Location: Marree (SA) to Birdsville (QLD)
Distance: 534km
Suggestedmin. travel time: 2 days
Best time to travel: April-October

Established as a cattle route, one version of the Birdsville Track – the Inside Track – follows the original stock path. Instead, you may choose to take the nearby Outside Track which was created by travellers as a safer route that avoids the Diamantina floodplain. While the track surface is primarily gibber-covered sand, which is not especially difficult to traverse, sudden braking can be hazardous as the gibbers (large pebbles) can be slippery and offer poor traction. You also should keep aware of cattle grids which can pop-up without warning, as well as wandering livestock, emus and kangaroos, which may dart into your path. While few and far between, the roadhouses dotting this lonely landscape are perfect pull-off points for a coffee and a chat with local station owners.

7. Gunbarrel Highway

Location: Wiluna (WA) to Yulara (NT)
Distance: 1420km
Suggestedmin. travel time: 4 days
Best time to travel: April-September

The Gunbarrel Highway has a reputation for being one of Australia’s most rugged off-road tracks, perfect for the experienced off-roader who’s prepared to face wash-aways and deep corrugations. The track is notoriously unforgiving – even its numerous bore holes, while tempting to a thirsty traveller, are not good to drink. However, there are a number of bush camps along the way. Places to explore during your journey include the Yelma Stockyard ruins, summit views from Mount William Lambert, the geologic curiosity of the Gnamma Rockholes and the Gile Weather Station. Before setting out, be sure to obtain permits from both the Ngaanyatjarra and Central Land Councils.

8. Hay River

Location: Birdsville (QLD) to Gemtree (NT)
Distance: 928km
Suggestedmin. travel time: 9 days
Best time to travel: May-September

The Hay River track follows the course of an extinct river and is highly remote. It was only recently opened to the public in 2000, after a series of negotiations with the area’s Aboriginal custodian, Lindsay Bookie.

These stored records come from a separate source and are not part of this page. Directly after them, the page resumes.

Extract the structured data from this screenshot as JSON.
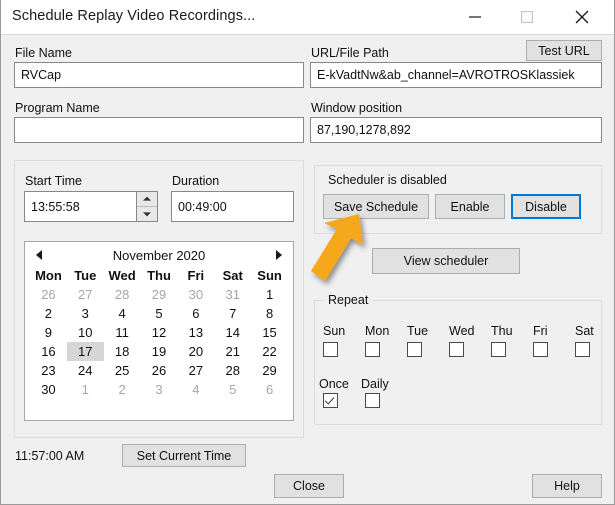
{
  "window": {
    "title": "Schedule Replay Video Recordings...",
    "controls": {
      "minimize": "minimize-icon",
      "maximize": "maximize-icon",
      "close": "close-icon"
    }
  },
  "form": {
    "file_name_label": "File Name",
    "file_name_value": "RVCap",
    "program_name_label": "Program Name",
    "program_name_value": "",
    "url_label": "URL/File Path",
    "url_value": "E-kVadtNw&ab_channel=AVROTROSKlassiek",
    "test_url_button": "Test URL",
    "window_position_label": "Window position",
    "window_position_value": "87,190,1278,892"
  },
  "time_panel": {
    "start_time_label": "Start Time",
    "start_time_value": "13:55:58",
    "duration_label": "Duration",
    "duration_value": "00:49:00"
  },
  "calendar": {
    "month_title": "November 2020",
    "prev_icon": "triangle-left-icon",
    "next_icon": "triangle-right-icon",
    "day_headers": [
      "Mon",
      "Tue",
      "Wed",
      "Thu",
      "Fri",
      "Sat",
      "Sun"
    ],
    "selected_day": 17,
    "weeks": [
      [
        {
          "d": "26",
          "other": true
        },
        {
          "d": "27",
          "other": true
        },
        {
          "d": "28",
          "other": true
        },
        {
          "d": "29",
          "other": true
        },
        {
          "d": "30",
          "other": true
        },
        {
          "d": "31",
          "other": true
        },
        {
          "d": "1",
          "other": false
        }
      ],
      [
        {
          "d": "2",
          "other": false
        },
        {
          "d": "3",
          "other": false
        },
        {
          "d": "4",
          "other": false
        },
        {
          "d": "5",
          "other": false
        },
        {
          "d": "6",
          "other": false
        },
        {
          "d": "7",
          "other": false
        },
        {
          "d": "8",
          "other": false
        }
      ],
      [
        {
          "d": "9",
          "other": false
        },
        {
          "d": "10",
          "other": false
        },
        {
          "d": "11",
          "other": false
        },
        {
          "d": "12",
          "other": false
        },
        {
          "d": "13",
          "other": false
        },
        {
          "d": "14",
          "other": false
        },
        {
          "d": "15",
          "other": false
        }
      ],
      [
        {
          "d": "16",
          "other": false
        },
        {
          "d": "17",
          "other": false,
          "sel": true
        },
        {
          "d": "18",
          "other": false
        },
        {
          "d": "19",
          "other": false
        },
        {
          "d": "20",
          "other": false
        },
        {
          "d": "21",
          "other": false
        },
        {
          "d": "22",
          "other": false
        }
      ],
      [
        {
          "d": "23",
          "other": false
        },
        {
          "d": "24",
          "other": false
        },
        {
          "d": "25",
          "other": false
        },
        {
          "d": "26",
          "other": false
        },
        {
          "d": "27",
          "other": false
        },
        {
          "d": "28",
          "other": false
        },
        {
          "d": "29",
          "other": false
        }
      ],
      [
        {
          "d": "30",
          "other": false
        },
        {
          "d": "1",
          "other": true
        },
        {
          "d": "2",
          "other": true
        },
        {
          "d": "3",
          "other": true
        },
        {
          "d": "4",
          "other": true
        },
        {
          "d": "5",
          "other": true
        },
        {
          "d": "6",
          "other": true
        }
      ]
    ]
  },
  "scheduler": {
    "status_text": "Scheduler is disabled",
    "save_schedule_button": "Save Schedule",
    "enable_button": "Enable",
    "disable_button": "Disable",
    "view_scheduler_button": "View scheduler",
    "focused_button": "Disable"
  },
  "repeat": {
    "group_label": "Repeat",
    "days": [
      {
        "label": "Sun",
        "checked": false
      },
      {
        "label": "Mon",
        "checked": false
      },
      {
        "label": "Tue",
        "checked": false
      },
      {
        "label": "Wed",
        "checked": false
      },
      {
        "label": "Thu",
        "checked": false
      },
      {
        "label": "Fri",
        "checked": false
      },
      {
        "label": "Sat",
        "checked": false
      }
    ],
    "modes": [
      {
        "label": "Once",
        "checked": true
      },
      {
        "label": "Daily",
        "checked": false
      }
    ]
  },
  "footer": {
    "current_time": "11:57:00 AM",
    "set_current_time_button": "Set Current Time",
    "close_button": "Close",
    "help_button": "Help"
  },
  "annotation": {
    "arrow_icon": "arrow-up-right-icon",
    "arrow_color": "#F5A81C",
    "points_at": "Save Schedule"
  },
  "colors": {
    "window_background": "#F0F0F0",
    "titlebar_background": "#FFFFFF",
    "focus_accent": "#0078D7",
    "field_background": "#FFFFFF",
    "button_face": "#E1E1E1",
    "selected_day_background": "#D6D6D6"
  }
}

Today, the track can only be accessed by permit in order to preserve the environment of this most isolated region. This journey offers stunning contrasts in landscape as it passes by the Big Red and Spinifex dunes, on to the Georgina Gidgee and Gypcrete Interdunes, levelling out to the bed of the Hay River and Lake Caroline (which actually holds water from time to time). As there are no towns along this track, be sure to take advantage of the many amenities of Birdsville. If you’re travelling in early September, you might even try to be in town for the annual horse racing carnival.

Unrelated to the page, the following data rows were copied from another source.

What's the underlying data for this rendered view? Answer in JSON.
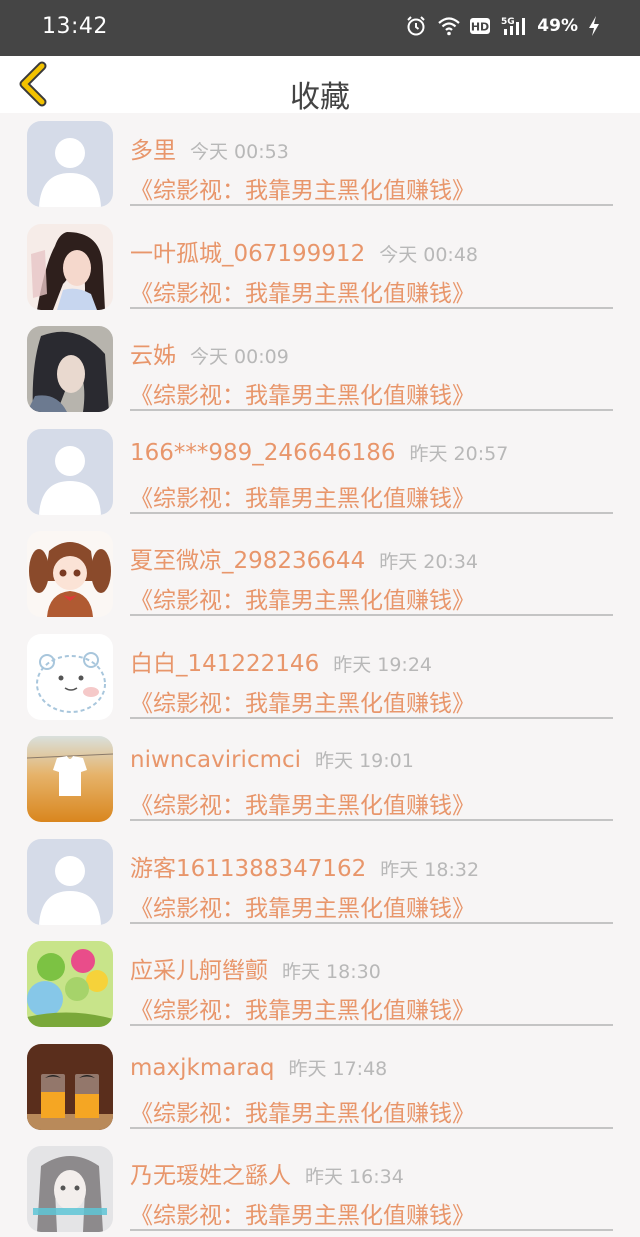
{
  "status_bar": {
    "time": "13:42",
    "battery": "49%",
    "icons": [
      "alarm-icon",
      "wifi-icon",
      "hd-icon",
      "5g-signal-icon",
      "charging-icon"
    ]
  },
  "header": {
    "title": "收藏",
    "back_icon": "chevron-left-icon",
    "accent": "#f2c200"
  },
  "colors": {
    "name": "#e8966b",
    "time": "#b8b8b8",
    "divider": "#c4c4c4"
  },
  "items": [
    {
      "name": "多里",
      "time": "今天 00:53",
      "book": "《综影视：我靠男主黑化值赚钱》",
      "avatar": "default-avatar"
    },
    {
      "name": "一叶孤城_067199912",
      "time": "今天 00:48",
      "book": "《综影视：我靠男主黑化值赚钱》",
      "avatar": "anime-girl-avatar"
    },
    {
      "name": "云姊",
      "time": "今天 00:09",
      "book": "《综影视：我靠男主黑化值赚钱》",
      "avatar": "anime-girl-dark-hair-avatar"
    },
    {
      "name": "166***989_246646186",
      "time": "昨天 20:57",
      "book": "《综影视：我靠男主黑化值赚钱》",
      "avatar": "default-avatar"
    },
    {
      "name": "夏至微凉_298236644",
      "time": "昨天 20:34",
      "book": "《综影视：我靠男主黑化值赚钱》",
      "avatar": "anime-girl-twintails-avatar"
    },
    {
      "name": "白白_141222146",
      "time": "昨天 19:24",
      "book": "《综影视：我靠男主黑化值赚钱》",
      "avatar": "cartoon-bear-avatar"
    },
    {
      "name": "niwncaviricmci",
      "time": "昨天 19:01",
      "book": "《综影视：我靠男主黑化值赚钱》",
      "avatar": "shirt-field-avatar"
    },
    {
      "name": "游客1611388347162",
      "time": "昨天 18:32",
      "book": "《综影视：我靠男主黑化值赚钱》",
      "avatar": "default-avatar"
    },
    {
      "name": "应采儿舸辔颤",
      "time": "昨天 18:30",
      "book": "《综影视：我靠男主黑化值赚钱》",
      "avatar": "balloons-avatar"
    },
    {
      "name": "maxjkmaraq",
      "time": "昨天 17:48",
      "book": "《综影视：我靠男主黑化值赚钱》",
      "avatar": "juice-glasses-avatar"
    },
    {
      "name": "乃无瑗姓之繇人",
      "time": "昨天 16:34",
      "book": "《综影视：我靠男主黑化值赚钱》",
      "avatar": "girl-portrait-avatar"
    }
  ]
}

9. Simpson Desert French Line

Location: Dalhousie Springs (SA) to Birdsville (QLD)
Distance: 439km
Suggestedmin. travel time: 3 days
Best time to travel: May-September

While this is the quickest way to traverse the Simpson Desert, frequent dune crossings and narrow tracks make this a challenging run. The French Line is only wide enough for a single vehicle, so it’s essential to be wary of oncoming traffic. By flying a dune flag, carrying a radio, beeping a warning signal on dune crests and keeping aware of your surroundings, head-on collisions are easily avoided. While the trees in this region won’t offer much in the way of shade, dried mulga wood makes for excellent fire fodder. There are also plenty of sites to set-up camp in the flat swaths between dunes. Be sure to stop-off for a steamy dip in the Dalhousie hot springs.

10. Stockton Beach

Location: Williamtown to Anna Bay (NSW)
Distance: 53km
Suggestedmin. travel time: 1 day
Best time to travel: All year

If you’re keen to off-road seaside, Stockton Beach is a haven for sand enthusiasts. While many of the dunes are steep, so much so that they can only be summited by snaking up more gradual slopes nearby, these obstacles only increase the track’s popularity. If you’re looking for a break from the dunes, watch for low tide and explore the wreck of the MV Sygna, which washed ashore in 1974 or check out the Tank Traps, which were installed as a means of defence during WWII.

 Just keep in mind the growing prevalence of ‘sand driving schools’ which often hold classes on the Stockton dunes. While some may see these convoys as a nuisance, there are sure to be ‘helpers’ in the event that you get caught in a soft spot.